Purpose: We have reported that CTLA4-Fc, a fusion protein that binds B7, prevents the induction of EAAU and reduces the severity of disease in Lewis rats. Since B7.1 and B7.2 have distinctive roles in other autoimmune diseases, we investigated their roles in the development of EAAU.
Methods: Lewis rats were immunized with melanin associated antigen (MAA). Eyes were collected at different stages of EAAU and the expression of B7 on iris and ciliary body (ICB) cell suspensions determined by flow cytometry analysis. The incidence of EAAU after treatment with anti B7, and the requirement of B7.1 and B7.2 for proliferation and cytokine production of lymphoid cells to MAA were also studied.

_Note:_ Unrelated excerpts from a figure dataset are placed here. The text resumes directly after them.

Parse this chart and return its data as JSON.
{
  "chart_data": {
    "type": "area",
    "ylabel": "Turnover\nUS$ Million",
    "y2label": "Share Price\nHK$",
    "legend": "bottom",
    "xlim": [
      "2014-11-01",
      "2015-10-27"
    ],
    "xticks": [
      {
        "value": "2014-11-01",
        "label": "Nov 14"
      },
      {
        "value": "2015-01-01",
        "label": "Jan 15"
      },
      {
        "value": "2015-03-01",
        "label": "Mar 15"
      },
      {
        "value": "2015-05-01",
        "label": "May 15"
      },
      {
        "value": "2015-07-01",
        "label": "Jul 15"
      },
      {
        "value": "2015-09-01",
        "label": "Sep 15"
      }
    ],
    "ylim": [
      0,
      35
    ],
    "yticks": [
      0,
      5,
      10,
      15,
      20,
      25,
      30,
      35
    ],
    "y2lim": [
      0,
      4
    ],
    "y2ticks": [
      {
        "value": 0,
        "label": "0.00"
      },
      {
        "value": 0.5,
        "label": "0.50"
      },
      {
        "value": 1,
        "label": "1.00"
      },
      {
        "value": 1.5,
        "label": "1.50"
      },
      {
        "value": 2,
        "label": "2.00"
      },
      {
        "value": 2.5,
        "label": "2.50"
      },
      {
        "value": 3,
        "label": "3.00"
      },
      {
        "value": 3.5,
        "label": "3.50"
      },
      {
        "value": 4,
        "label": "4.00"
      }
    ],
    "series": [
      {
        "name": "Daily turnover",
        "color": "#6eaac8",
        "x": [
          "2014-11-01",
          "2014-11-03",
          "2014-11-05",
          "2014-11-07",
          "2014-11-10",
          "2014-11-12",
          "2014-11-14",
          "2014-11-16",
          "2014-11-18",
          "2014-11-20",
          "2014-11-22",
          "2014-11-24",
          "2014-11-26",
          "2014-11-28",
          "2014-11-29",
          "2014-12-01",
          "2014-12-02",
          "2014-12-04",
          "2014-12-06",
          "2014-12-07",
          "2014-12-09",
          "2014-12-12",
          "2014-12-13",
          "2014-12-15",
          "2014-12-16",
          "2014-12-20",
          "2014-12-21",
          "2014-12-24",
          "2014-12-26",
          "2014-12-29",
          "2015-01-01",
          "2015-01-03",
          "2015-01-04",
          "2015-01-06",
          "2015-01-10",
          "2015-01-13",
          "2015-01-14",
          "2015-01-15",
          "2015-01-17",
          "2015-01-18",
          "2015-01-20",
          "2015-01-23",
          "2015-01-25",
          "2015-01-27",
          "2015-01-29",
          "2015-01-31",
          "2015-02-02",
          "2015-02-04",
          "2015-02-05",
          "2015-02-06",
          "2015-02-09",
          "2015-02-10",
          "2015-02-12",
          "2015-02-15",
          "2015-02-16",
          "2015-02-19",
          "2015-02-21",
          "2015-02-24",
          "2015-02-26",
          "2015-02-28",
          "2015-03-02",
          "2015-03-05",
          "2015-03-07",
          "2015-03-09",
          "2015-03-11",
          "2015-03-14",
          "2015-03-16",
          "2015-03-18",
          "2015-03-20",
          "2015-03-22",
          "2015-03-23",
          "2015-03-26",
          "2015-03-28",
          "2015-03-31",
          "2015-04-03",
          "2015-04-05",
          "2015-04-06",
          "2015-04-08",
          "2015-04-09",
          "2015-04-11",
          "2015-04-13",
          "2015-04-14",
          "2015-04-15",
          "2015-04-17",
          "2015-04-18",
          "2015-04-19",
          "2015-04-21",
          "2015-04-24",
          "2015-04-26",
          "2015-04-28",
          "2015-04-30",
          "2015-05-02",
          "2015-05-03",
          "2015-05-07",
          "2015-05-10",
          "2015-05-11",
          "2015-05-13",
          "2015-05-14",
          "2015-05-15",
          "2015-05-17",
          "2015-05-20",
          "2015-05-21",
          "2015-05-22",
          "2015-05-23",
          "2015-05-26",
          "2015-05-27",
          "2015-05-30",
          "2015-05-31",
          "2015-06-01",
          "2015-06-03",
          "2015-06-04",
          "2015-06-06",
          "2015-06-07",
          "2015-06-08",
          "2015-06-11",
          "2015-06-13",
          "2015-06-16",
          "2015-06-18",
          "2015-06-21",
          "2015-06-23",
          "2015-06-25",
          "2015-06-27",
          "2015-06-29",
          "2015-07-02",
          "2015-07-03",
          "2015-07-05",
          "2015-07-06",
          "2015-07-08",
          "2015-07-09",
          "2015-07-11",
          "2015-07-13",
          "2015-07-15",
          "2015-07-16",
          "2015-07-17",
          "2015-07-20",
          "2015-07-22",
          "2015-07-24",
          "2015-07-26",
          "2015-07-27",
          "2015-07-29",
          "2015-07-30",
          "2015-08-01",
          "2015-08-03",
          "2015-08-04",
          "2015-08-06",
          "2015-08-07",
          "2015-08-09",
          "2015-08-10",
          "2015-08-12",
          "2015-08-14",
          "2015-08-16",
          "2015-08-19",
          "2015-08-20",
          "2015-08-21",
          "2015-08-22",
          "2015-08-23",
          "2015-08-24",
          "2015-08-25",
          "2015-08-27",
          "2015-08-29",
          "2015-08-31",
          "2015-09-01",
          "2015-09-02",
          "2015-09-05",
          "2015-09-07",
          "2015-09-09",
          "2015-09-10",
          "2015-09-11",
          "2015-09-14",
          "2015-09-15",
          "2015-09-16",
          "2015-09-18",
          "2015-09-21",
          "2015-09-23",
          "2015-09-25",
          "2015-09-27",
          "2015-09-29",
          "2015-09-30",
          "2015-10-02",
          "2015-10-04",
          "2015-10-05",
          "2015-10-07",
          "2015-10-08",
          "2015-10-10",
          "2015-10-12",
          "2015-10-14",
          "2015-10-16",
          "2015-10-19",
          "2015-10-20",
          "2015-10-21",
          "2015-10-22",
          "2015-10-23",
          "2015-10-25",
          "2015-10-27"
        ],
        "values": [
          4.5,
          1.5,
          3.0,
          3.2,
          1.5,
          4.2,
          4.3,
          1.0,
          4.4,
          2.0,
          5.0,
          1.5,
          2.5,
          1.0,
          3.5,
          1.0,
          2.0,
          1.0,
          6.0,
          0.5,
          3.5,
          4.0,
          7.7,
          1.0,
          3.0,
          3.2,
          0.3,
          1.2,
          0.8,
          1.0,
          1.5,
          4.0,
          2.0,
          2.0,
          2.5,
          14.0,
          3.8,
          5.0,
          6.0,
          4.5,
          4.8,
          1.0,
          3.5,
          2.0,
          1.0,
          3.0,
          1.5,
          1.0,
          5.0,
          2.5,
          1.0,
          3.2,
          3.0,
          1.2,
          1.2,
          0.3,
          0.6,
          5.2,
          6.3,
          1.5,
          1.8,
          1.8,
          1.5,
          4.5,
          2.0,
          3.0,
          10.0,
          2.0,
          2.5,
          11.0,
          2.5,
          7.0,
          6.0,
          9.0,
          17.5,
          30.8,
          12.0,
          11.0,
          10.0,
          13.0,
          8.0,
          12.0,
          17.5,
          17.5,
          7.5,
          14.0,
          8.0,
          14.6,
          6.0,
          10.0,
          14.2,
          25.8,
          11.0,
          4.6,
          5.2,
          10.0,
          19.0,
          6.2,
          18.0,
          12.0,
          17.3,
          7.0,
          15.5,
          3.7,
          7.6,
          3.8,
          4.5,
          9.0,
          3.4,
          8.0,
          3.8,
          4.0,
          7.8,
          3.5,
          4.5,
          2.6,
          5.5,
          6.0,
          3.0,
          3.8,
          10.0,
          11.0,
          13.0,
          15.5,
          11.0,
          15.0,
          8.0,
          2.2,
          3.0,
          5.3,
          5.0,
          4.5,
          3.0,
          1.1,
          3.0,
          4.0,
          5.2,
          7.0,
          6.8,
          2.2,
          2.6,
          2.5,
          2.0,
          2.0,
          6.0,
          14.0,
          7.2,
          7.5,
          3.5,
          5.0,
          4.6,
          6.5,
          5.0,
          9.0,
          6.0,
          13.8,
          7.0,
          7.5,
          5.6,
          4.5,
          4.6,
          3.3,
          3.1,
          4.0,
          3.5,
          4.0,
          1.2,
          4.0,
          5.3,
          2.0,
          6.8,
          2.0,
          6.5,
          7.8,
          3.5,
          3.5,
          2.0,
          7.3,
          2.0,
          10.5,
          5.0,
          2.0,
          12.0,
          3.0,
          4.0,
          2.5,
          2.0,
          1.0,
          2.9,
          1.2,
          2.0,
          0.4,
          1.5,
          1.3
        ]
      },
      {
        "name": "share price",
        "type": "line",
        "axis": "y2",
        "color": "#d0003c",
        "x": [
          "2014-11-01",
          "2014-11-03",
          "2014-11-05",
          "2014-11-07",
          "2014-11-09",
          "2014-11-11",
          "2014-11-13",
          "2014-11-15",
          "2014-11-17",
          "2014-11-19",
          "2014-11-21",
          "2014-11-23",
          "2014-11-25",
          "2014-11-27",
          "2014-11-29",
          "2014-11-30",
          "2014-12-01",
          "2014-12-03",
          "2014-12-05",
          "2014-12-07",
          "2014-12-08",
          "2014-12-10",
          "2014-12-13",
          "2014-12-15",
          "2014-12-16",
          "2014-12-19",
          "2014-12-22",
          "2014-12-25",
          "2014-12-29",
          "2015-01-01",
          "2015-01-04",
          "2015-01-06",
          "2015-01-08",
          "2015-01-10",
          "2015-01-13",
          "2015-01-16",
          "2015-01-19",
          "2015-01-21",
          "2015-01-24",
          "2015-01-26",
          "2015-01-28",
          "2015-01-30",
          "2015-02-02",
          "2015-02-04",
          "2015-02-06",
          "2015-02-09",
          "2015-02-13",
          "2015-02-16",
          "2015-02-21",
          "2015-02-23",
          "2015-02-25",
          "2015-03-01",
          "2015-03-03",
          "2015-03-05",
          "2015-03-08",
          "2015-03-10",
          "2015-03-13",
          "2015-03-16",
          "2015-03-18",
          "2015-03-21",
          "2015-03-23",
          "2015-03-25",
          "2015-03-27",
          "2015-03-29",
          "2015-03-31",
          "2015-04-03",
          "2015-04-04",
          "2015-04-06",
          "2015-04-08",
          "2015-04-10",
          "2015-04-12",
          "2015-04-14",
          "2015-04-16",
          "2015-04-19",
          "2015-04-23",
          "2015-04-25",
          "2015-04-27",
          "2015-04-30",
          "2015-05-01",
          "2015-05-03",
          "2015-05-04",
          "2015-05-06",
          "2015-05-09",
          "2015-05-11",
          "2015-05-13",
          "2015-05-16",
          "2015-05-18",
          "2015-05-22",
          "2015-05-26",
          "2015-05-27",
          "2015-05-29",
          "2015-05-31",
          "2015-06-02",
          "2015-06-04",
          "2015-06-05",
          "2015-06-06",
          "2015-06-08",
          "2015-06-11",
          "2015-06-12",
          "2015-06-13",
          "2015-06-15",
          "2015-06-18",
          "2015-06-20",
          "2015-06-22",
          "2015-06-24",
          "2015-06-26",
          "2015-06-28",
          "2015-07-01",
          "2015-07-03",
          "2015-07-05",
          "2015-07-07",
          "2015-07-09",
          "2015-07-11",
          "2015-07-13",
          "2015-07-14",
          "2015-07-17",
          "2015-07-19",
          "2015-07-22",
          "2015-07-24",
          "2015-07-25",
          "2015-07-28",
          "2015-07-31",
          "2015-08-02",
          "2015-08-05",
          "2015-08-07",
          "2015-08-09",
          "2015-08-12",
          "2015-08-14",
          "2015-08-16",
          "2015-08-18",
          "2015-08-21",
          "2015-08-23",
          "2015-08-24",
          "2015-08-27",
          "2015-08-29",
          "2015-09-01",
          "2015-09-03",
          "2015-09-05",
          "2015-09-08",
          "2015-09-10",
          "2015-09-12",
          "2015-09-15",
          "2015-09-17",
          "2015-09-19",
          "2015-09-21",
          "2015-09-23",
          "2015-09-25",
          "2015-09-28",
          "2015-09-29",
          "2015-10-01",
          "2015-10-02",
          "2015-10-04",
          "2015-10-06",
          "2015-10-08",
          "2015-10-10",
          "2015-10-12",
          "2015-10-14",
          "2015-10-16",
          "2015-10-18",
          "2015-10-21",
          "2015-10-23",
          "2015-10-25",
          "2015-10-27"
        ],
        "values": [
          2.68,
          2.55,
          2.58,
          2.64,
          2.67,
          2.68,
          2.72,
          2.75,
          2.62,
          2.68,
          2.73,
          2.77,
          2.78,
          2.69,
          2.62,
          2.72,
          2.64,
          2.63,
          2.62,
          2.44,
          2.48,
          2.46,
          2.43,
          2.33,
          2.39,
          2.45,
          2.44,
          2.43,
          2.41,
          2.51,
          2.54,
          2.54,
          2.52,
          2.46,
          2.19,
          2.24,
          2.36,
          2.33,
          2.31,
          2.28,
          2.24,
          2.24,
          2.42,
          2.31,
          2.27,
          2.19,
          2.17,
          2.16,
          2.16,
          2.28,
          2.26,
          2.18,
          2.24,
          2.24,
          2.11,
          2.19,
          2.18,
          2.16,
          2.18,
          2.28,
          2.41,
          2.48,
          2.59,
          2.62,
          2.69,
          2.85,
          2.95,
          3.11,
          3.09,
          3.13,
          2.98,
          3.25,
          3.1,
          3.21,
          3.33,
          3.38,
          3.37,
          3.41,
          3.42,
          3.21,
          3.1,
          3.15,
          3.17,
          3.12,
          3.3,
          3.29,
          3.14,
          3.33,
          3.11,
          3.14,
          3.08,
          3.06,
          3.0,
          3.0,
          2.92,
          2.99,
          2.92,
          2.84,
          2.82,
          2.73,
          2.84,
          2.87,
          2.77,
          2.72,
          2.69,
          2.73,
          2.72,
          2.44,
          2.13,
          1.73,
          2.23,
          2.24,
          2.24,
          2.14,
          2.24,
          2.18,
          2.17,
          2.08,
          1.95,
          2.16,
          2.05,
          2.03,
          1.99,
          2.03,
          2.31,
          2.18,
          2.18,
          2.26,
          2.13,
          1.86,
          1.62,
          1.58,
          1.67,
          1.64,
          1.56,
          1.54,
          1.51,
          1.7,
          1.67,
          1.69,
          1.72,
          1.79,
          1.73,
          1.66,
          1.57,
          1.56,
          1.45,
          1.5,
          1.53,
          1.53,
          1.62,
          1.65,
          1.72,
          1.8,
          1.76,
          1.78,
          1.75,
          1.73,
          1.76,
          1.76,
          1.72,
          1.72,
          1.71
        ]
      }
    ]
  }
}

Results: B7.2 is up-regulated in resident ICB cells or bone-marrow derived cells which have infiltrated the ICB by day 10 and remains elevated during the acute phase of disease. B7.1 is expressed later during the acute phase. Both B7.1 and B7.2 are down-regulated during remission, with low levels of B7.2 and no detectable B7.1. The incidence of EAAU was reduced by anti-B7.2 treatment and completely inhibited by a combination of both B7.1 and B7.2 antibodies. Neither anti-B7.1 nor anti-B7.2 alone affected proliferation or cytokine production. However, administration of both anti-B7.1 and B7.2 completely inhibited proliferation as well as IL-2 and TNF-alpha production.
Conclusions: B7.1 and B7.2 are expressed in the eye at different times during EAAU. Both B7 molecules are required for the induction of EAAU, although they probably have different roles.